I was given this series:
Let $q \in \mathbb{C}, \mid q\mid <1. $
$$\frac{1}{2}\sum_{n=0}^{\infty} (n^2 +3n +2)q^n $$
Now I have to show that
$$\frac{1}{(1-q)^3}=\frac{1}{2}\sum_{n=0}^{\infty} (n^2 +3n +2)q^n$$
and proof whether or not this series converges absolutely.
For the convergence I guess I have to use one of the many convergence criteria and for the equality I have no clue how to even start.

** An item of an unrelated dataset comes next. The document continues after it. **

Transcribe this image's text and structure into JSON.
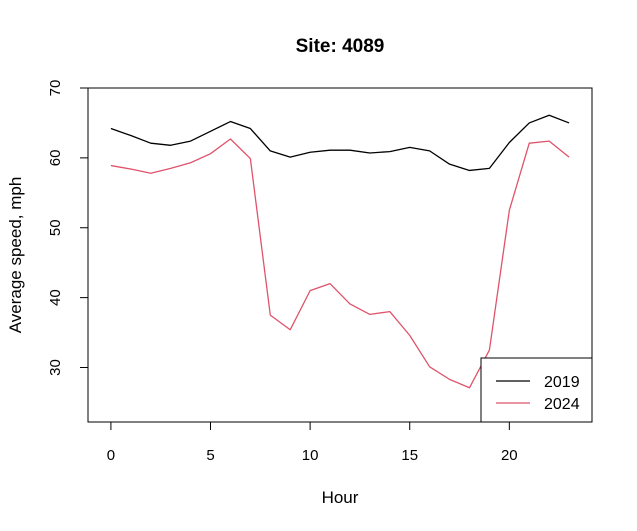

Since$$\frac1{1-q}=1+q+q^2+q^3+\cdots,$$you have, by the Cauchy product,$$\begin{align}\frac1{(1-q)^2}&=\frac1{1-q}\times\frac1{1-q}\\&=\left(1+q+q^2+q^3+\cdots\right)\times\left(1+q+q^2+q^3+\cdots\right)\\&=1+2q+3q^2+4q^3+\cdots\\&=\sum_{n=0}^\infty(n+1)q^n.\end{align}$$Now, in order to prove what you want to prove, apply the same idea to the equality$$\frac1{(1-q)^3}=\frac1{1-q}\times\frac1{(1-q)^2}$$and use the fact that$$(n+1)+n+(n-1)+\cdots+1=\frac{(n+1)(n+2)}2=\frac{n^2+3n+2}2.$$